The Warsaw International Mechanism for Loss and Damage Associated with Climate Change Impacts (WIM) was established in 2013, and its Executive Committee (ExCom) is developing a new five-year workplan. Seizing this opportune moment to assess institutional progress on the issue of loss and damage under the United Nations Framework Convention on Climate Change (UNFCCC) we address two research questions: (1) Has the ExCom delivered on its workplans to date, and (2) how has the ExCom’s progress varied across thematic areas? Drawing on public documentary sources, we assess the effectiveness and timeliness of the delivery of activities across five thematic areas: slow onset events; non-economic losses; comprehensive risk management approaches; human mobility; and finance, action and support. We find that there has been progress across the thematic areas, but that it has varied in pace. Delays are associated with activities from the two-year workplan being moved into the first five-year workplan or being devolved to the more recently established expert groups. Our results also show that decisions from the Conference of the Parties (COP) or the COP serving as the Meeting of the Parties to the Paris Agreement (CMA) have played a critical role in accelerating specific aspects of the ExCom’s work.
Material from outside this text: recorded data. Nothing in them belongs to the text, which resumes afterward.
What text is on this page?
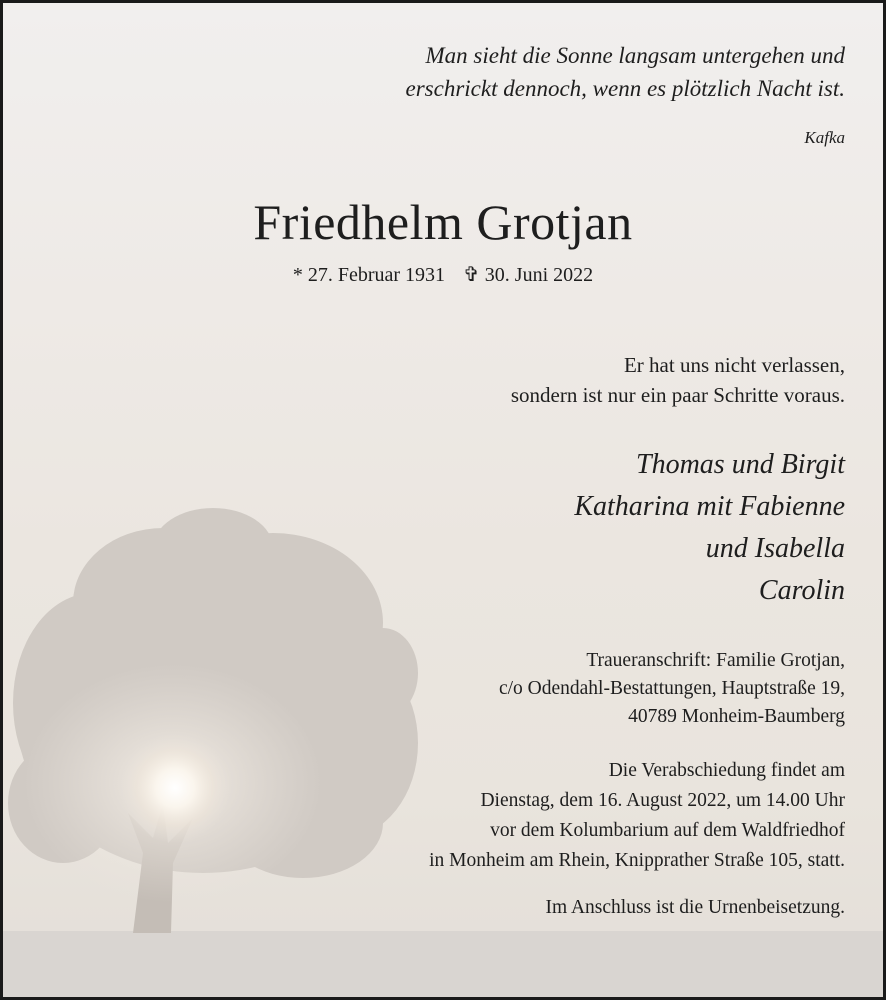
Man sieht die Sonne langsam untergehen und
erschrickt dennoch, wenn es plötzlich Nacht ist.
Kafka
Friedhelm Grotjan
* 27. Februar 1931 ✞ 30. Juni 2022
Er hat uns nicht verlassen,
sondern ist nur ein paar Schritte voraus.
Thomas und Birgit
Katharina mit Fabienne
und Isabella
Carolin
Traueranschrift: Familie Grotjan,
c/o Odendahl-Bestattungen, Hauptstraße 19,
40789 Monheim-Baumberg
Die Verabschiedung findet am
Dienstag, dem 16. August 2022, um 14.00 Uhr
vor dem Kolumbarium auf dem Waldfriedhof
in Monheim am Rhein, Knipprather Straße 105, statt.
Im Anschluss ist die Urnenbeisetzung.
Finally, we note that the ExCom is increasingly relying on its expert groups and their members to deliver many activities. This research advances our understanding of the nature and pace of progress on this issue, and raises new questions about the politics of global climate policy implementation. KEY POLICY INSIGHTS The WIM ExCom’s workplans are characterized by broad goals and are ambiguous about start dates and deadlines. To enhance accountability, future workplans would benefit from clearly defined objectives, outcomes, and timelines. The workplans do not seem to constitute strong commitments: Parties make use of COP/CMA decisions to strengthen the workplans by mandating specific activities or deadlines, adding new activities and prioritizing among existing ones. The politics of implementation merits greater attention: wider political dynamics around loss and damage shape the pace of the ExCom’s supposedly technical work. One example is the delayed establishment of the expert group on action and support.

Type: Article
Title: Evaluating progress on loss and damage: an assessment of the Executive Committee of the Warsaw International Mechanism under the UNFCCC
Open access status: An open access version is available from UCL Discovery
DOI: 10.1080/14693062.2022.2112935
Publisher version: http://dx.doi.org/10.1080/14693062.2022.2112935
Language: English
Additional information: © 2022 The Author(s). Published by Informa UK Limited, trading as Taylor & Francis Group This is an Open Access article distributed under the terms of the Creative Commons Attribution-NonCommercial-NoDerivatives License (http://creativecommons.org/licenses/by-nc-nd/4.0/), which permits non-commercial re-use, distribution, and reproduction in any medium, provided the original work is properly cited, and is not altered, transformed, or built upon in any way.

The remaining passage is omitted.